Selbsthilfe: Was man selbst tun kann?
- Früherkennung & Wissen: Frühwarnsignale bei sich selbst identifizieren (z.B. durch ein Tagebuch) und kennen. Schreibe auf, welche Anzeichen auftreten (z. B. "Ich schlafe schlechter", "Ich werde misstrauisch"). Bespreche diesen Plan mit einer Vertrauensperson oder einem Arzt.
- Stressreduktion: Reizüberflutung vermeiden, Ruhepausen einplanen und Überforderung vorbeugen. Meide Überlastung und schaffe bewusste Ruhephasen. Vermeide überreizende Umgebungen und reduziere Deine Arbeitsbelastung. Stress ist ein Hauptauslöser für psychotische Schübe. Nutze Entspannungstechniken wie tiefes Atmen oder Achtsamkeitsübungen, um im Hier und Jetzt zu bleiben.
- Drogen- und Alkoholkonsum vermeiden, da diese Psychosen auslösen oder verschlimmern können.
- Struktur schaffen: Einen geregelten Tagesablauf beibehalten, auch wenn er schwerfällt. Halte an einem geregelten Tagesablauf fest (feste Aufsteh- und Essenszeiten). Ein stabiler Rhythmus wirkt erdend.
- Gesunder Lebensstil: Ernähre dich erdend (alles was in der Erde wächst), regelmäßig und gesund und bleibe körperlich aktiv; Spaziergänge in der Natur können bereits gegen Angstzustände und Niedergeschlagenheit helfen.
- Erdende körperliche Tätigkeiten: Sport, Küchen- oder Gartenarbeit oder handwerkliche Tätigkeiten mit sozialen Kontakten
- Schlaf: Achte auf einen regelmäßigen Schlafrhythmus mit 6 bis 8 Stunden Schlaf pro Nacht. Gehe Schlafstörungen an, denn Schlafmangel ist ein wichtiger Auslöser.
- Krisenplan: Notiere im Voraus vertrauenswürdige Kontakte, natürliche Wirkstoffe , wie Heilpflanzen und Aminosäuren, notfalls Medikamente und Bewältigungsstrategien
- Soziale Unterstützung: Offen mit Vertrauenspersonen über Veränderungen sprechen. Teile Erfahrungen mit einem guten Freund oder einem Familienmitglied. Ehrlichkeit über Deine Gefühle kann Ängste abbauen und Isolation verhindern.
- Selbsthilfegruppen: Austausch mit anderen Betroffenen. Der Austausch mit anderen Betroffenen kann helfen, die eigenen Erfahrungen besser einzuordnen und Strategien im Umgang mit der Erkrankung zu lernen.

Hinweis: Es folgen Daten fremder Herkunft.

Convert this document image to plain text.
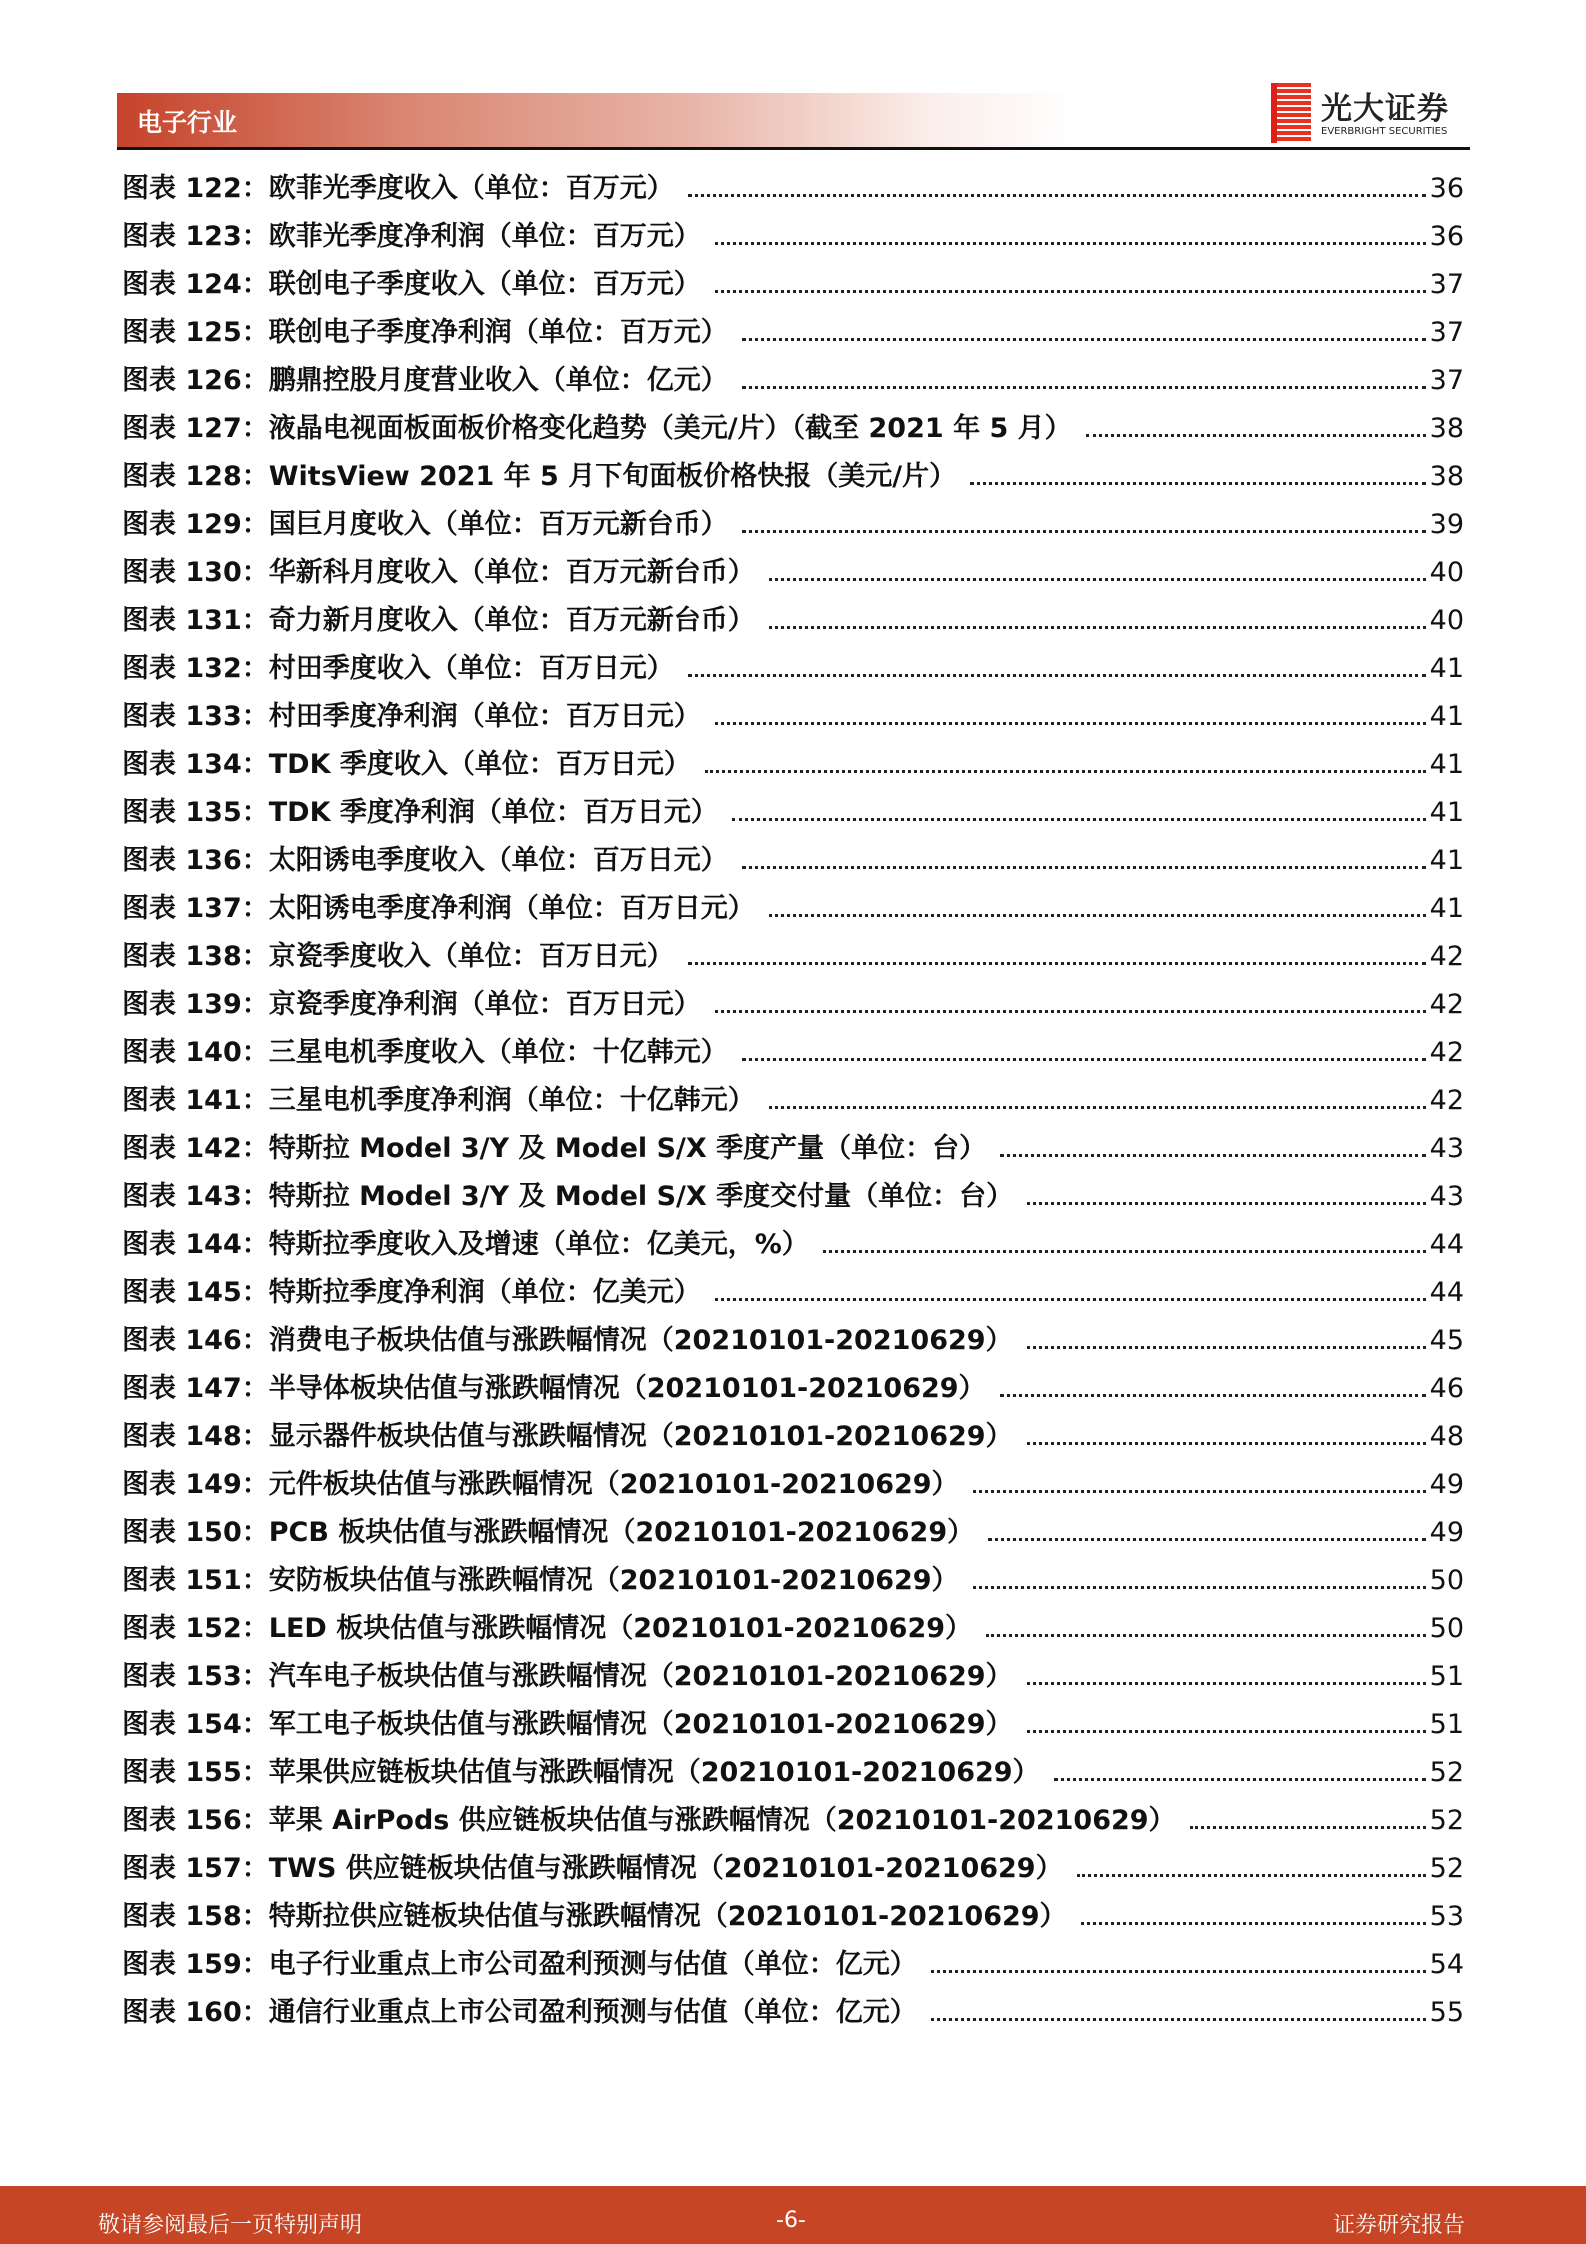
电子行业	光大证券
EVERBRIGHT SECURITIES
图表 122：欧菲光季度收入（单位：百万元）	36
图表 123：欧菲光季度净利润（单位：百万元）	36
图表 124：联创电子季度收入（单位：百万元）	37
图表 125：联创电子季度净利润（单位：百万元）	37
图表 126：鹏鼎控股月度营业收入（单位：亿元）	37
图表 127：液晶电视面板面板价格变化趋势（美元/片）（截至 2021 年 5 月）	38
图表 128：WitsView 2021 年 5 月下旬面板价格快报（美元/片）	38
图表 129：国巨月度收入（单位：百万元新台币）	39
图表 130：华新科月度收入（单位：百万元新台币）	40
图表 131：奇力新月度收入（单位：百万元新台币）	40
图表 132：村田季度收入（单位：百万日元）	41
图表 133：村田季度净利润（单位：百万日元）	41
图表 134：TDK 季度收入（单位：百万日元）	41
图表 135：TDK 季度净利润（单位：百万日元）	41
图表 136：太阳诱电季度收入（单位：百万日元）	41
图表 137：太阳诱电季度净利润（单位：百万日元）	41
图表 138：京瓷季度收入（单位：百万日元）	42
图表 139：京瓷季度净利润（单位：百万日元）	42
图表 140：三星电机季度收入（单位：十亿韩元）	42
图表 141：三星电机季度净利润（单位：十亿韩元）	42
图表 142：特斯拉 Model 3/Y 及 Model S/X 季度产量（单位：台）	43
图表 143：特斯拉 Model 3/Y 及 Model S/X 季度交付量（单位：台）	43
图表 144：特斯拉季度收入及增速（单位：亿美元，%）	44
图表 145：特斯拉季度净利润（单位：亿美元）	44
图表 146：消费电子板块估值与涨跌幅情况（20210101-20210629）	45
图表 147：半导体板块估值与涨跌幅情况（20210101-20210629）	46
图表 148：显示器件板块估值与涨跌幅情况（20210101-20210629）	48
图表 149：元件板块估值与涨跌幅情况（20210101-20210629）	49
图表 150：PCB 板块估值与涨跌幅情况（20210101-20210629）	49
图表 151：安防板块估值与涨跌幅情况（20210101-20210629）	50
图表 152：LED 板块估值与涨跌幅情况（20210101-20210629）	50
图表 153：汽车电子板块估值与涨跌幅情况（20210101-20210629）	51
图表 154：军工电子板块估值与涨跌幅情况（20210101-20210629）	51
图表 155：苹果供应链板块估值与涨跌幅情况（20210101-20210629）	52
图表 156：苹果 AirPods 供应链板块估值与涨跌幅情况（20210101-20210629）	52
图表 157：TWS 供应链板块估值与涨跌幅情况（20210101-20210629）	52
图表 158：特斯拉供应链板块估值与涨跌幅情况（20210101-20210629）	53
图表 159：电子行业重点上市公司盈利预测与估值（单位：亿元）	54
图表 160：通信行业重点上市公司盈利预测与估值（单位：亿元）	55
敬请参阅最后一页特别声明	-6-	证券研究报告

- Hilfe suchen: Frühzeitig einen Arzt, Psychotherapeuten oder eine spezielle Früherkennungs-Ambulanz aufsuchen.
Notfall
Suche notärztliche Hilfe auf , wenn Folgendes vorliegt:
- Du denkst über Selbstverletzung oder Suizid nach
- Drohungen, anderen Schaden zuzufügen.
- Ein vollständiger und rascher Verlust des Realitätsbezugs.